Published online by Cambridge University Press: 05 June 2012
If recent events are any guide, an unacknowledged conviction of too many of those responsible for national security decisions, civilian and military, is that history has little to offer today's defense policy maker. Beset by accelerating change, current senior leaders seem to have neither the time nor the inclination to look to the past for help. Events crowd one another too rapidly. Technology matures too quickly. Crises succeed each other too abruptly. Coping with a demanding present and confronting an ominous future, few current civilian and military leaders seem willing to indulge in systematic reflection about the past.
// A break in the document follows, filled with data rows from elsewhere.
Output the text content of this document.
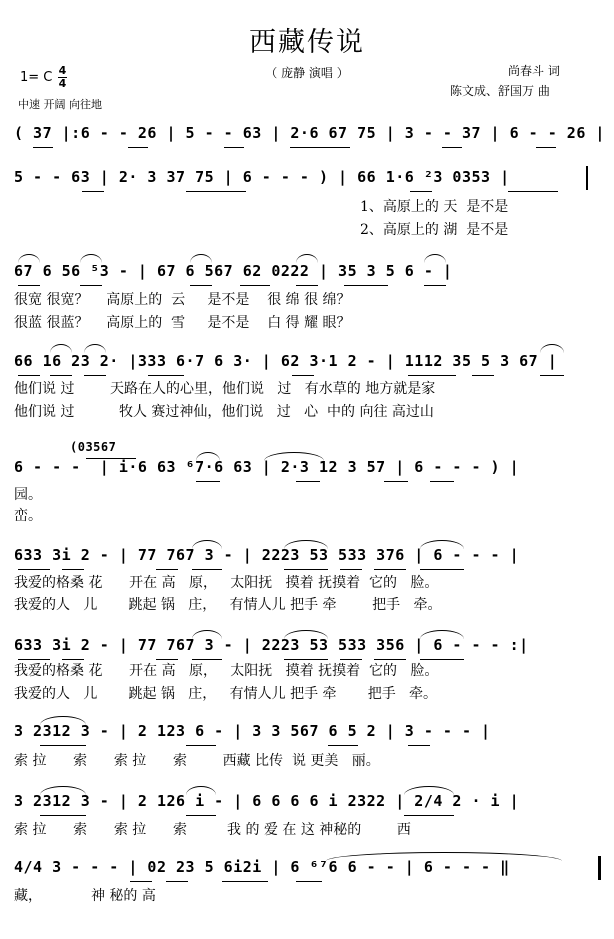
西藏传说
（ 庞静 演唱 ）	尚春斗 词
陈文成、舒国万 曲
1= C 4
4
中速 开阔 向往地
( 37 |:6 - - 26 | 5 - - 63 | 2·6 67 75 | 3 - - 37 | 6 - - 26 |
5 - - 63 | 2· 3 37 75 | 6 - - - ) | 66 1·6 ²3 0353 |
1、高原上的 天  是不是
2、高原上的 湖  是不是
67 6 56 ⁵3 - | 67 6 567 62 0222 | 35 3 5 6 - |
很宽 很宽？    高原上的  云     是不是    很 绵 很 绵？
很蓝 很蓝？    高原上的  雪     是不是    白 得 耀 眼？
66 16 23 2· |333 6·7 6 3· | 62 3·1 2 - | 1112 35 5 3 67 |
他们说 过        天路在人的心里，他们说   过   有水草的 地方就是家
他们说 过          牧人 赛过神仙，他们说   过   心  中的 向往 高过山
(03567
6 - - -  | i·6 63 ⁶7·6 63 | 2·3 12 3 57 | 6 - - - ) |
园。
峦。
633 3i 2 - | 77 767 3 - | 2223 53 533 376 | 6 - - - |
我爱的格桑 花      开在 高   原，   太阳抚   摸着 抚摸着  它的   脸。
我爱的人   儿       跳起 锅   庄，   有情人儿 把手 牵        把手   牵。
633 3i 2 - | 77 767 3 - | 2223 53 533 356 | 6 - - - :|
我爱的格桑 花      开在 高   原，   太阳抚   摸着 抚摸着  它的   脸。
我爱的人   儿       跳起 锅   庄，   有情人儿 把手 牵       把手   牵。
3 2312 3 - | 2 123 6 - | 3 3 567 6 5 2 | 3 - - - |
索 拉      索      索 拉      索        西藏 比传  说 更美   丽。
3 2312 3 - | 2 126 i - | 6 6 6 6 i 2322 | 2/4 2 · i |
索 拉      索      索 拉      索         我 的 爱 在 这 神秘的        西
4/4 3 - - - | 02 23 5 6i2i | 6 ⁶⁷6 6 - - | 6 - - - ‖
藏，           神 秘的 高
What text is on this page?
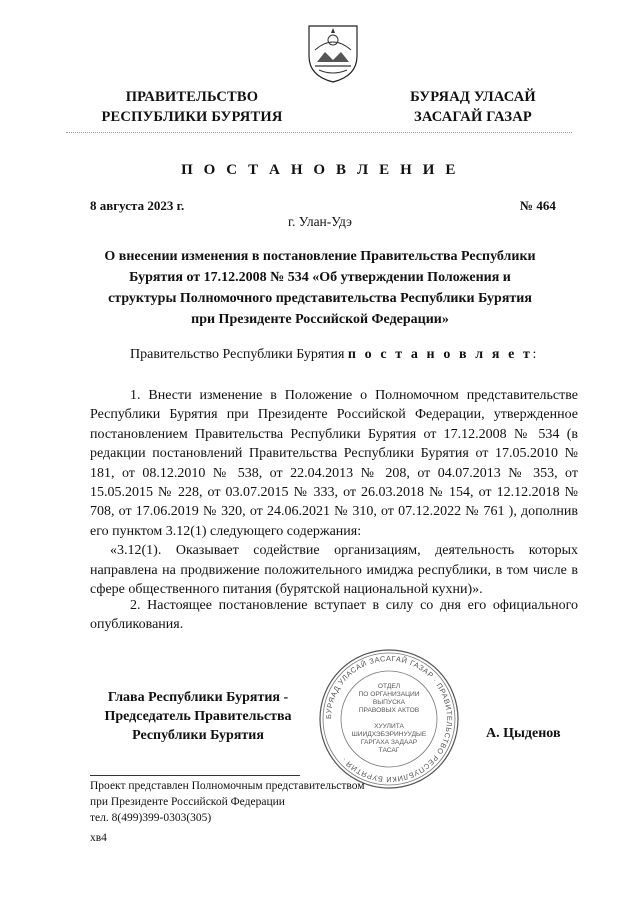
ПРАВИТЕЛЬСТВО
РЕСПУБЛИКИ БУРЯТИЯ
БУРЯАД УЛАСАЙ
ЗАСАГАЙ ГАЗАР
П О С Т А Н О В Л Е Н И Е
8 августа 2023 г.	№ 464
г. Улан-Удэ
О внесении изменения в постановление Правительства Республики
Бурятия от 17.12.2008 № 534 «Об утверждении Положения и
структуры Полномочного представительства Республики Бурятия
при Президенте Российской Федерации»
Правительство Республики Бурятия п о с т а н о в л я е т:
1. Внести изменение в Положение о Полномочном представительстве Республики Бурятия при Президенте Российской Федерации, утвержденное постановлением Правительства Республики Бурятия от 17.12.2008 № 534 (в редакции постановлений Правительства Республики Бурятия от 17.05.2010 № 181, от 08.12.2010 № 538, от 22.04.2013 № 208, от 04.07.2013 № 353, от 15.05.2015 № 228, от 03.07.2015 № 333, от 26.03.2018 № 154, от 12.12.2018 № 708, от 17.06.2019 № 320, от 24.06.2021 № 310, от 07.12.2022 № 761 ), дополнив его пунктом 3.12(1) следующего содержания:
«3.12(1). Оказывает содействие организациям, деятельность которых направлена на продвижение положительного имиджа республики, в том числе в сфере общественного питания (бурятской национальной кухни)».
2. Настоящее постановление вступает в силу со дня его официального опубликования.
БУРЯАД УЛАСАЙ ЗАСАГАЙ ГАЗАР · ПРАВИТЕЛЬСТВО РЕСПУБЛИКИ БУРЯТИЯ ·
ОТДЕЛ
ПО ОРГАНИЗАЦИИ
ВЫПУСКА
ПРАВОВЫХ АКТОВ
ХУУЛИТА
ШИИДХЭБЭРИНУУДЫЕ
ГАРГАХА ЗАДААР
ТАСАГ
Глава Республики Бурятия -
Председатель Правительства
Республики Бурятия	А. Цыденов
Проект представлен Полномочным представительством
при Президенте Российской Федерации
тел. 8(499)399-0303(305)
хв4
Too harsh a judgment? How else to explain political and military assumptions preceding the 2003 invasion of Iraq that largely ignored the history of the region, planning that discounted postconflict challenges that had arisen even in the much less complicated overthrow of Manuel Noriega's corrupt Panamanian regime a mere thirteen years earlier, and the slowness only thirty years after Vietnam to recognize and deal with the insurgency that followed the collapse of Saddam Hussein's regime? Overconfident in their ability to control the future, those responsible for planning the invasion chose deliberately or by oversight to ignore history. The future, unfortunately, turned out to look all too much like the past. As Yogi Berra might have put it, Iraq was déjà vu all over again. That, too, is a dismally familiar historical phenomenon.